We’re down to just one or two meals a day. And those are filled with grit. Eating less is actually a survival strategy of sorts, because none of us want to leave the tent for any reason, let alone for pulling down our pants. The wind continues unabated. From our protected nook it is not too bad, especially since we have now dried out from the rain that pounded us throughout last night. But down below, where Mike and Bryce have set up their tent, the wind is more variable. Mike, on one of his rare visits up to our camp describes it as “periods of calm and then it is like someone comes by and beats the tent with a baseball bat.” Turns out his rare visits had less to do with who we have become and more to do with physics. Tents are less likely to blow away if someone is sitting inside.

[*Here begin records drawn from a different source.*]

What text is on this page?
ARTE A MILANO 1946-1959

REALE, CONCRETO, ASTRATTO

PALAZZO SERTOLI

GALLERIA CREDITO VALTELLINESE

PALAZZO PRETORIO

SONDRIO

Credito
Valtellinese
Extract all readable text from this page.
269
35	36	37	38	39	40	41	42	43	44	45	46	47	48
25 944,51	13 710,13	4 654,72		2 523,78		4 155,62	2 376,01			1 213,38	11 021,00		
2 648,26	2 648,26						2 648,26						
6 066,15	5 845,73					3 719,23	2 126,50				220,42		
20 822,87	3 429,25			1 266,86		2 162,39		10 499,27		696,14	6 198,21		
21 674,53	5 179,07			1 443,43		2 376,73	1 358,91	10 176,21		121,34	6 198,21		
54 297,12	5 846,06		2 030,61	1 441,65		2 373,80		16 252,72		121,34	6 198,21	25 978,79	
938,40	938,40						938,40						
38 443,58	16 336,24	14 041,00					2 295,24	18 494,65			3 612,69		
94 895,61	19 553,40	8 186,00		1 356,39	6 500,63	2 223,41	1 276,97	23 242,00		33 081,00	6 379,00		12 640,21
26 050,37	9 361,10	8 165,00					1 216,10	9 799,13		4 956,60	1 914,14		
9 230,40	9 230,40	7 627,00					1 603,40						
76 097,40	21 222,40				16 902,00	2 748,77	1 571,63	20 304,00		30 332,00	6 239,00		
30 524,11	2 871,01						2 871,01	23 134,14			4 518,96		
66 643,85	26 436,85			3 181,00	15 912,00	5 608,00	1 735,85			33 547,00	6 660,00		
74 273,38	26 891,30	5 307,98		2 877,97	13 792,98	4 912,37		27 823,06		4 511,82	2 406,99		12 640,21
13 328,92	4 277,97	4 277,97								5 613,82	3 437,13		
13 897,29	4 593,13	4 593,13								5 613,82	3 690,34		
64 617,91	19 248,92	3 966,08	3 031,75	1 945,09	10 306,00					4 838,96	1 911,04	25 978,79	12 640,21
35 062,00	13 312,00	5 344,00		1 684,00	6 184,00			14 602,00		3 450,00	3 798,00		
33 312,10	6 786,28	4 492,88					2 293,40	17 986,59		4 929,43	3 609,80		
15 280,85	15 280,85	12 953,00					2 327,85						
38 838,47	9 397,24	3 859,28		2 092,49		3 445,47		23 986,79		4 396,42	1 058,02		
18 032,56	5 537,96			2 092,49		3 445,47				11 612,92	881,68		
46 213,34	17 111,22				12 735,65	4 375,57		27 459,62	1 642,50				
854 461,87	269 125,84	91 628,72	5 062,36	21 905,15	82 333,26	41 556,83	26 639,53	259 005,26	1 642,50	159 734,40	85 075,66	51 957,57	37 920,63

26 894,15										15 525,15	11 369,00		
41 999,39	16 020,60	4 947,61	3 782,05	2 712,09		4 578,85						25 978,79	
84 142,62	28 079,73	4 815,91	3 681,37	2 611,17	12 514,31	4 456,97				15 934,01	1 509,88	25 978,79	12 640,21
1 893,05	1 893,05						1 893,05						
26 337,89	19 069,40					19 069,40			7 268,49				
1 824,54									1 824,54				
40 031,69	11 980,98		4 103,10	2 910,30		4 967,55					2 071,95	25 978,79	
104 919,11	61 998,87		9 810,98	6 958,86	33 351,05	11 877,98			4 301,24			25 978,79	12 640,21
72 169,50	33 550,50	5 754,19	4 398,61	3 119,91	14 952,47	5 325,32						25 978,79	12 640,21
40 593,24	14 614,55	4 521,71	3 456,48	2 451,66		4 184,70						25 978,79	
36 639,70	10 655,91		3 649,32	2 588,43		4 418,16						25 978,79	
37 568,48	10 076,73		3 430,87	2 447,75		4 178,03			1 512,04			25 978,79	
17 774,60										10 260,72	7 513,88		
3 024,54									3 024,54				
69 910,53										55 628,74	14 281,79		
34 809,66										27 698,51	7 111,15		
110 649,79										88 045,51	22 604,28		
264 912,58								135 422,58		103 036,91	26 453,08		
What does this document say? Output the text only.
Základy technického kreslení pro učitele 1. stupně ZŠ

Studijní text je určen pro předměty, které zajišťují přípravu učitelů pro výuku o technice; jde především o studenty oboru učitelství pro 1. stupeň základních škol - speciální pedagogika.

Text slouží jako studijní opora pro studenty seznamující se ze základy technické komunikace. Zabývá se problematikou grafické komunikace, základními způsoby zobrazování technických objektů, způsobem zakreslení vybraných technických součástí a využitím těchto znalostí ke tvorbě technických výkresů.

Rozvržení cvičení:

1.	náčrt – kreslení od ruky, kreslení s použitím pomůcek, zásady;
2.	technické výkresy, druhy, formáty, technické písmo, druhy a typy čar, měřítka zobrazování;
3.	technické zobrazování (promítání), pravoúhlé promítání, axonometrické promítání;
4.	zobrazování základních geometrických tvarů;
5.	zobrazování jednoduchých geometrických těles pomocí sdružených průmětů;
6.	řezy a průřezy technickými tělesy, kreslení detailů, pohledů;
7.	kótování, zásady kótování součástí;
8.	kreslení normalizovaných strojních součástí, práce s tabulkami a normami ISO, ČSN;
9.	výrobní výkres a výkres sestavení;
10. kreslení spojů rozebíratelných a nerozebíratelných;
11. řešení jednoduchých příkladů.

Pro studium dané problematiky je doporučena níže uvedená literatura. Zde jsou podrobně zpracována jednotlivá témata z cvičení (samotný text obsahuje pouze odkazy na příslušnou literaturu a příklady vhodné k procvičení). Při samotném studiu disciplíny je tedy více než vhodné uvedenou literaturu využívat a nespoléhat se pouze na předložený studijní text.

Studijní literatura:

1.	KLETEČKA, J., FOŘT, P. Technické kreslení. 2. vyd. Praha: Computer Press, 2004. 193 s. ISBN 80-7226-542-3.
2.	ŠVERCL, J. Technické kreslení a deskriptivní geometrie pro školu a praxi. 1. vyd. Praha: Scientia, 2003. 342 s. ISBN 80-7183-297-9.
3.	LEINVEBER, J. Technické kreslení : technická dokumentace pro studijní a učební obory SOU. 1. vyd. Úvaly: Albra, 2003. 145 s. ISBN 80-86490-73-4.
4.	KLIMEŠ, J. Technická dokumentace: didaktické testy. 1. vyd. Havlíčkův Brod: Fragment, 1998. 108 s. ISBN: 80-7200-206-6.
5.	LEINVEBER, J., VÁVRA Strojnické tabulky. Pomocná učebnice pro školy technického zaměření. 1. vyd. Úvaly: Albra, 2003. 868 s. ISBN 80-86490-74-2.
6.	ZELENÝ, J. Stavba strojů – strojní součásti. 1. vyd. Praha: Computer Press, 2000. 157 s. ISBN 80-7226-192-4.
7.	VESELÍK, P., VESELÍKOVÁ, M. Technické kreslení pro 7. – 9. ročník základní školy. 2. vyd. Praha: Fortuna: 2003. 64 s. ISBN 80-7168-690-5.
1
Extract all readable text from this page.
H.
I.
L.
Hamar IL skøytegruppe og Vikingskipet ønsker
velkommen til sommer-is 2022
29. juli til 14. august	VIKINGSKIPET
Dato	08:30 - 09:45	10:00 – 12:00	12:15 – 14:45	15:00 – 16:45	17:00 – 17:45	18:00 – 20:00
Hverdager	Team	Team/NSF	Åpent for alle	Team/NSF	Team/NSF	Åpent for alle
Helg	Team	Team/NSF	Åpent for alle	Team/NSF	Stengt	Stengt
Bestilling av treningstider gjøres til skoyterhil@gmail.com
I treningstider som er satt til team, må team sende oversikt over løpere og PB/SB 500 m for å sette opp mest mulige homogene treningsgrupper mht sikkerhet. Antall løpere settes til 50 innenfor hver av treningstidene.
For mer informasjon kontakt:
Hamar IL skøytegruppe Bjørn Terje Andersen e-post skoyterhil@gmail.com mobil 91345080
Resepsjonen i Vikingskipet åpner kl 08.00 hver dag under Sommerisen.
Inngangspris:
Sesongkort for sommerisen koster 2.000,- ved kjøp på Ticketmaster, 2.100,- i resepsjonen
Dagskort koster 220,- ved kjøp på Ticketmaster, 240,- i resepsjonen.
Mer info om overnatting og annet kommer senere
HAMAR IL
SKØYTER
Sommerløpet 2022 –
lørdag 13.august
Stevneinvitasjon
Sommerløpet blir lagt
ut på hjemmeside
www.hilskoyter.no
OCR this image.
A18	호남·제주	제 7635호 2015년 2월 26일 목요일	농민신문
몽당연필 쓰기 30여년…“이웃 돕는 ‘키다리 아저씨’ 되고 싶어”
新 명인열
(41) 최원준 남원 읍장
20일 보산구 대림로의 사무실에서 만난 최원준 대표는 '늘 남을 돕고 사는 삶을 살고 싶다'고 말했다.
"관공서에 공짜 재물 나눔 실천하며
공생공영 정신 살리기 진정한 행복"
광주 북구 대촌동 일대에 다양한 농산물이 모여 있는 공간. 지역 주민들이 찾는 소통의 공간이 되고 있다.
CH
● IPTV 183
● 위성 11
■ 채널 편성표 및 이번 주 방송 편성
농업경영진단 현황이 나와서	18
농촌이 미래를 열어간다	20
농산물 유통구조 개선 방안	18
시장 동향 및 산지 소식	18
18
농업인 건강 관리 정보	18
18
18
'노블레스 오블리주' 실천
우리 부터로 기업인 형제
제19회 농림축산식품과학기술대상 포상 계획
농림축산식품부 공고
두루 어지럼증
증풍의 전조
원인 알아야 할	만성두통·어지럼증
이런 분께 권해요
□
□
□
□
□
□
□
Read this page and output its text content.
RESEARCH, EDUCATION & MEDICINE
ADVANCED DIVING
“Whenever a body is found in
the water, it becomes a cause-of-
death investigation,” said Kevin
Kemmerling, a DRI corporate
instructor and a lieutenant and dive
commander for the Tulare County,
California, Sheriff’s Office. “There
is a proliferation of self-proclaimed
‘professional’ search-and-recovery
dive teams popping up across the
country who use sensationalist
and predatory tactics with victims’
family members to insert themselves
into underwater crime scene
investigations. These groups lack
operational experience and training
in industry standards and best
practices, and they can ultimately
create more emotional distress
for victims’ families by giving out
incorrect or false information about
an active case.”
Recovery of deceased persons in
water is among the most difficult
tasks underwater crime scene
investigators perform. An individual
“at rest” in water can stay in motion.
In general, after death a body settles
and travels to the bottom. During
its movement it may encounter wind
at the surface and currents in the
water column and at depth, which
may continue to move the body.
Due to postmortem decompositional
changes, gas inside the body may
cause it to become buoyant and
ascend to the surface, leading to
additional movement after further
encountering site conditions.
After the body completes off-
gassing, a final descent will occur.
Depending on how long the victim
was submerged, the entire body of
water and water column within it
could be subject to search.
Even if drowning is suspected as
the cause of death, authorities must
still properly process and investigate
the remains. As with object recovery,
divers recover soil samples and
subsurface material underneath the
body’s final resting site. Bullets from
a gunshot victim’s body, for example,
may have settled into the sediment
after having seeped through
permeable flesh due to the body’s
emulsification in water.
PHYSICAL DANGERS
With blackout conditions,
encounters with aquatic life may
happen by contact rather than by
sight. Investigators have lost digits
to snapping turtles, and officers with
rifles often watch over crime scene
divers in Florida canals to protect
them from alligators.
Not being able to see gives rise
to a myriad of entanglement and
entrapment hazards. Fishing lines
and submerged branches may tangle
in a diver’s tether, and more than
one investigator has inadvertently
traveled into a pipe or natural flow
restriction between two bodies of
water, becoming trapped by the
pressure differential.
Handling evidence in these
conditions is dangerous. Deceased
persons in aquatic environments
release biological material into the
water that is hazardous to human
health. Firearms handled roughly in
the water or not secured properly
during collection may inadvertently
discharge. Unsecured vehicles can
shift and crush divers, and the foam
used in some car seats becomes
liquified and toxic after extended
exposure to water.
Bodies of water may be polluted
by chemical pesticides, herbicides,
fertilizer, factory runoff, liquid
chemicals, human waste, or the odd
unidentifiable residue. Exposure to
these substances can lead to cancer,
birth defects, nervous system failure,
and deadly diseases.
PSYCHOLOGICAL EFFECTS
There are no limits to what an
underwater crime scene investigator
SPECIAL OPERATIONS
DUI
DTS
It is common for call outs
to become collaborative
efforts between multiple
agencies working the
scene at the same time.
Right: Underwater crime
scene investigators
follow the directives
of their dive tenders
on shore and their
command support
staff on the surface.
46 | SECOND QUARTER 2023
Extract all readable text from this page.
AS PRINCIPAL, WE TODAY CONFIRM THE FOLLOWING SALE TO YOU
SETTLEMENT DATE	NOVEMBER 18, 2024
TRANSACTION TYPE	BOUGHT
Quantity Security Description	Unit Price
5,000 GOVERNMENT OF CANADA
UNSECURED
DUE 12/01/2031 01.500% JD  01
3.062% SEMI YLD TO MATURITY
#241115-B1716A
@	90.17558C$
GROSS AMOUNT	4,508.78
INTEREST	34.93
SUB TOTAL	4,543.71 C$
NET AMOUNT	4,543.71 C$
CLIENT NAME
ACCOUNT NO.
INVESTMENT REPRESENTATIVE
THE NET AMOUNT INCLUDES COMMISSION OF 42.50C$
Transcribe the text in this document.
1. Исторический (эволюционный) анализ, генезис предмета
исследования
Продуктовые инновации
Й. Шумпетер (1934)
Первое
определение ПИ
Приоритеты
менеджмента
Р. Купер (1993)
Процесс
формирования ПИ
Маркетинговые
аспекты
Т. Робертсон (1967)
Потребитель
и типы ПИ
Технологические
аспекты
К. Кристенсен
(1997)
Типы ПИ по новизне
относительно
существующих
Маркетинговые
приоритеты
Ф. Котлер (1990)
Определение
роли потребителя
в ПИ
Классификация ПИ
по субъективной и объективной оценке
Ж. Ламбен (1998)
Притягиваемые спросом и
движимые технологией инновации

Who have we become? Semi somnambulant creatures sleeping 16 hours a day or more — deep dreamy sleep — and people who write haikus about the wind. How long will this continue? This morning, talk turned to emergency rescue. How does it work? How hurt do we have to be? In reality, getting out of here in any other way than our planned route would be an incredibly difficult and cost prohibitive operation. But also, in reality, all we need is one good day to paddle to the closest place a Twin Otter can land, a day that in any other year would be a normal day.
We have ten days left on this trip, and for lots of reasons we are hoping for good weather – it is close to impossible to film in these conditions. Locked in our tents, we can only wait and hope that the pack ice that has blown away from shore will stay far away until we can escape our aerie.